我摇头,从桌子后面走出来,走到她面前。她的白衬衫后背上,有一道明显的棍痕,布料已经破了。
“你受伤了。”我说。
“小伤。”她试图转身,但动作明显僵硬。
警察开始清场,救护车也到了。医护人员检查沈清歌的背,建议去医院拍片。她拒绝:“先给她检查。”指我。
“我没事。”我坚持,“你先去。”
拉扯中,一个年轻绑匪被警察押着经过,小声嘀咕:“这什么豪门恩怨啊……养女为真千金挡棍子?你们家关系真乱……”
沈清歌冷冷扫他一眼,他闭嘴了。
在医院,医生确认沈清歌背部软组织损伤,轻微骨裂,需要静养。她趴在病床上,背上一大片淤青,我看着都觉得疼。
“值得吗?”我坐在床边,终于问出这句话,“为了我,放弃地皮,还受伤。”
沈清歌侧过头看我,因为趴着的姿势,声音有点闷:“那块地不值钱。”
“那什么值钱?”
“你。”
一个字,说得那么自然,像在说今天天气不错。
我喉咙发紧。
她继续说:“而且,现在你欠我一条命,更要留下来了。”
这话本该是玩笑,但她眼神太认真,认真到让我无法用玩笑回应。
“如果我不想欠你呢?”我问。
“那就用别的方式还。”她眼睛弯起来,“比如……下周继续教我,怎么正常地表达感情。”
我看着她背上的伤,那片淤青在灯光下显得狰狞。我想起她转身挡棍子的那个瞬间,那个毫不犹豫的选择。
然后我做了一件,在今天的混乱之后,最不混乱的事。
我伸出手,轻轻握住她放在床边的手。
她的手指微凉,在我掌心轻轻颤抖了一下,然后回握。
我们谁也没说话。病房里只有仪器的滴滴声,走廊里医护人员的脚步声。阳光从窗户斜射进来,在地板上画出明亮的光斑。
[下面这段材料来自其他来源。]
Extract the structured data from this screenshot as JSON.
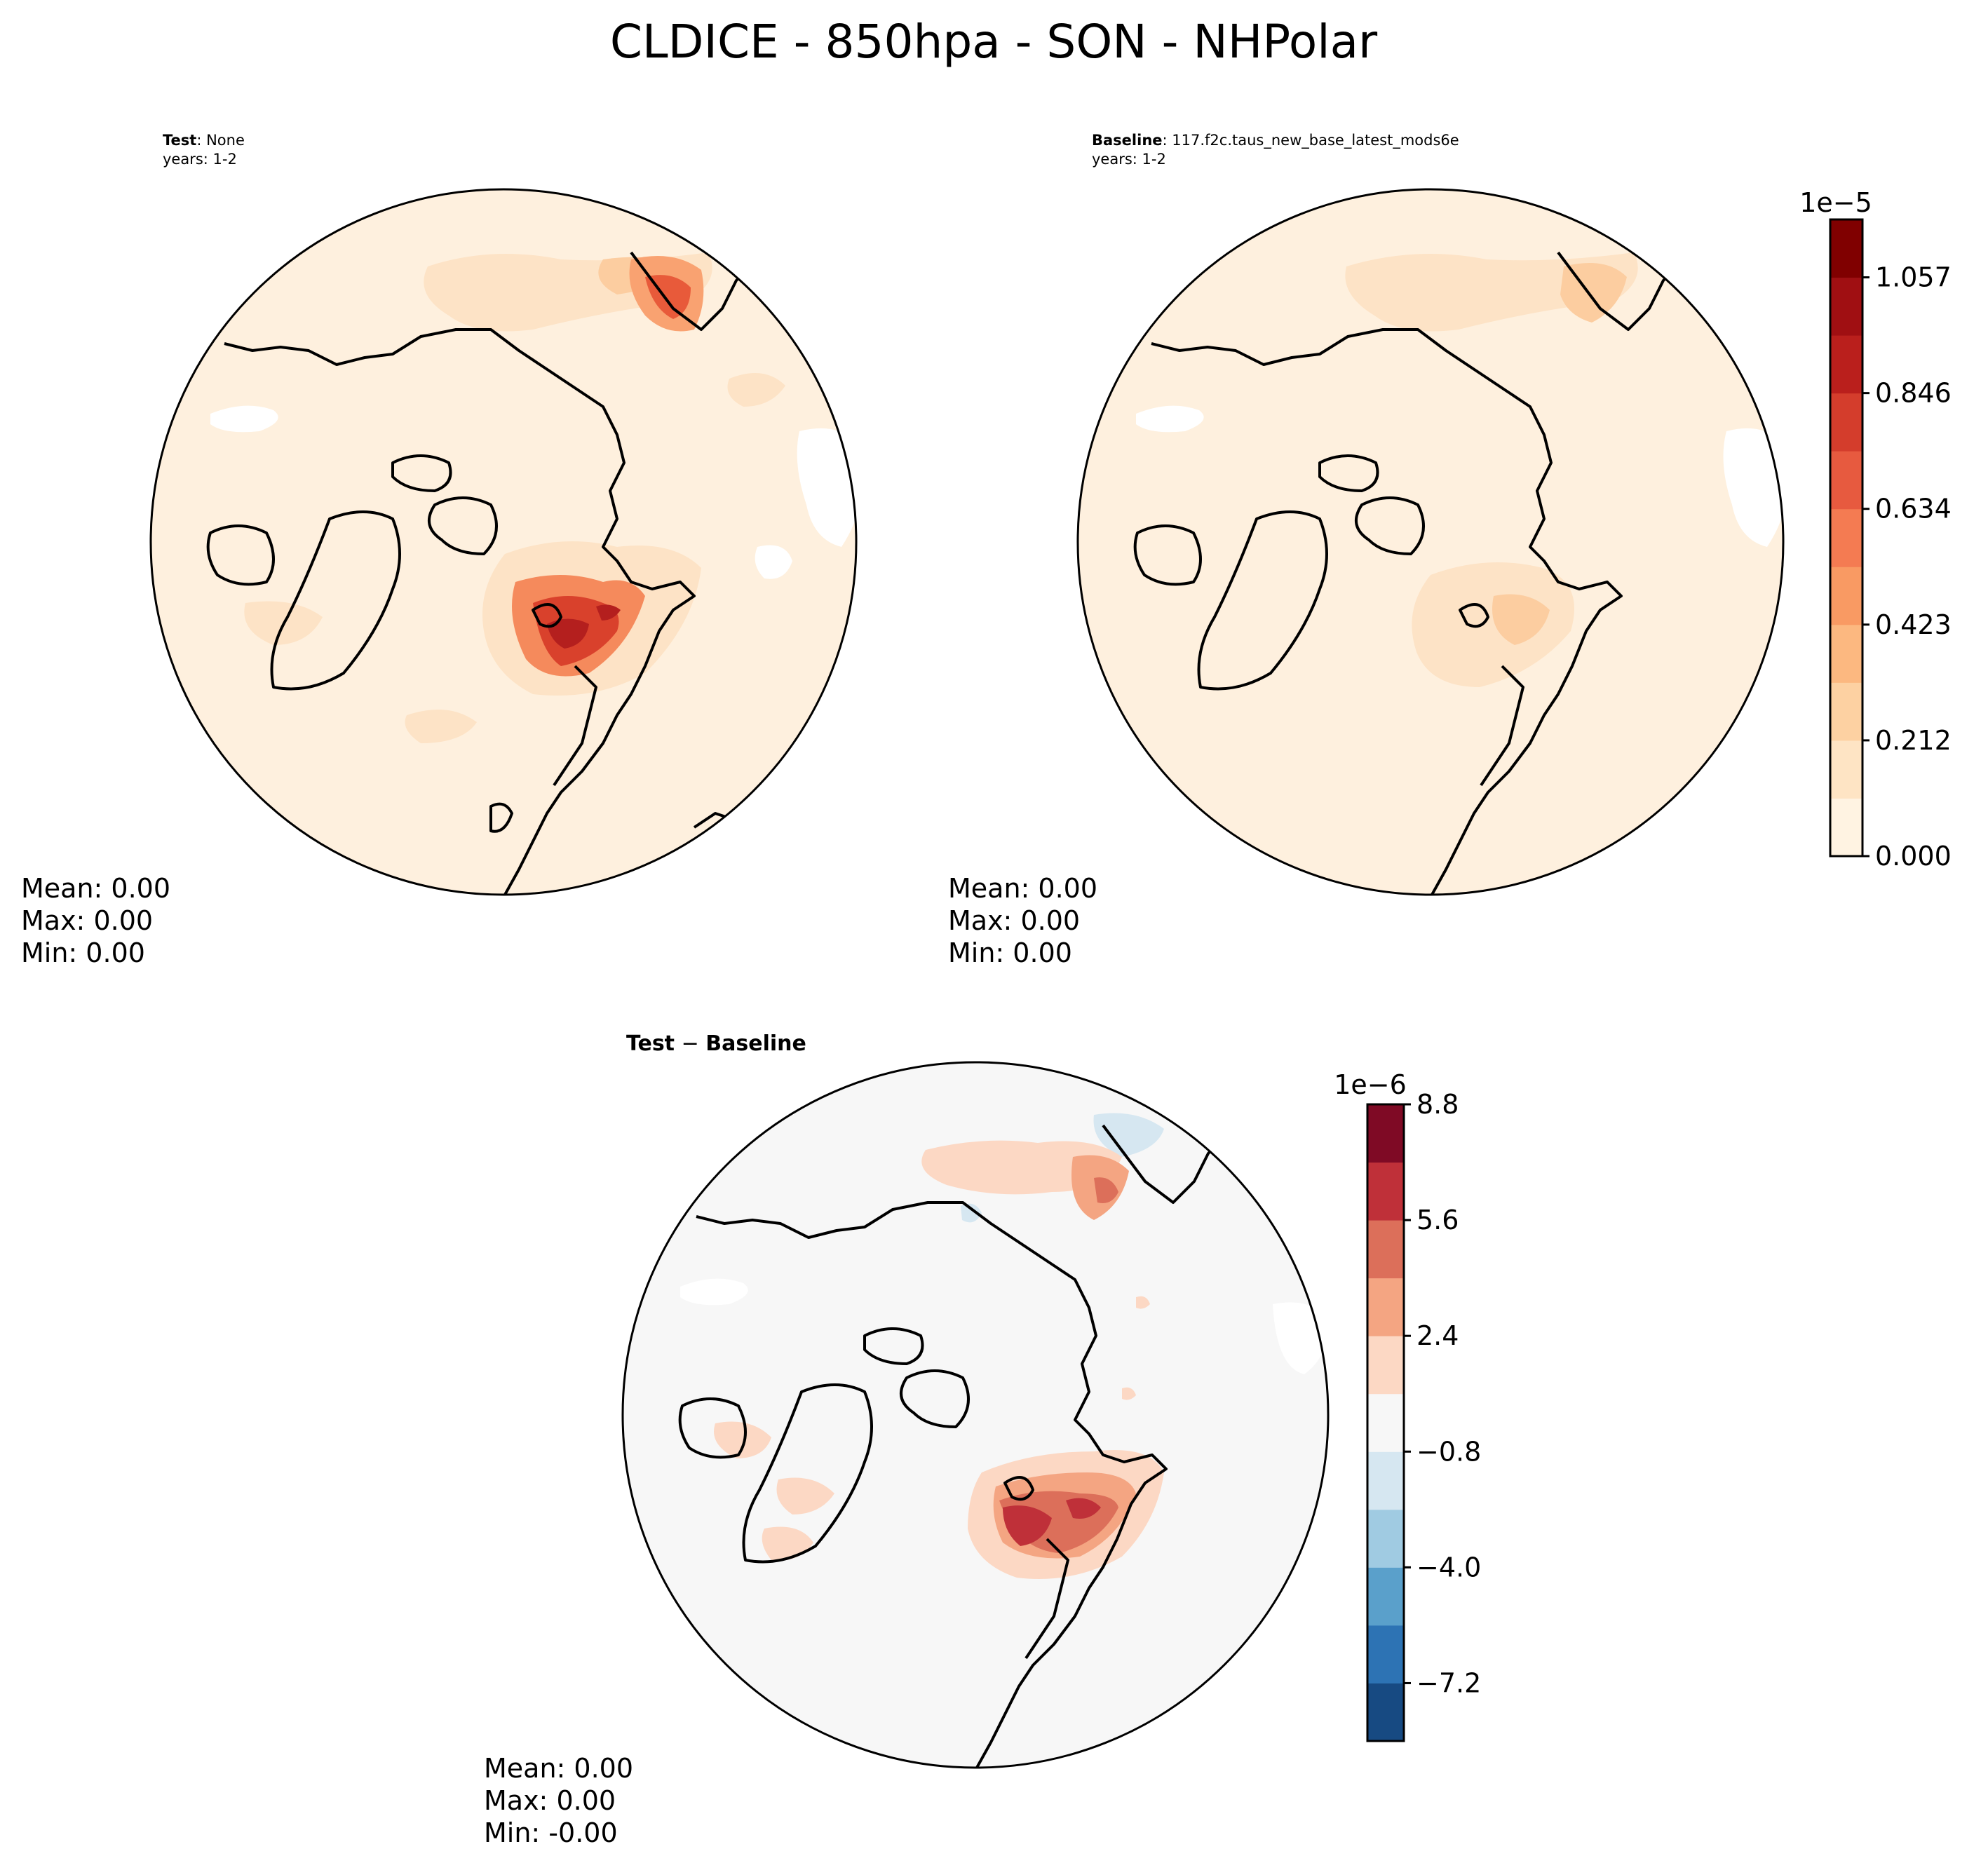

警察来做笔录时,我们默契地编了个“姐妹情深”的故事:我出门遇险,沈清歌英勇相救。警察看看沈清歌背上的伤,又看看我们握在一起的手,表情微妙但没多问。
“下次遇到这种事,先报警。”年轻警官说。
“一定。”沈清歌面不改色。
警察走后,病房重新安静下来。我的手还在她手里,谁也没松开。
“晓晓。”她轻声叫我。
“嗯?”
“今天你害怕的时候,”她停顿了一下,“在想什么?”
我想了想,实话实说:“在想你会不会来。”
“……然后呢?”
“然后想,如果你来了,会怎么救我。”我看着她侧脸,“但我没想到……你会用背去挡。”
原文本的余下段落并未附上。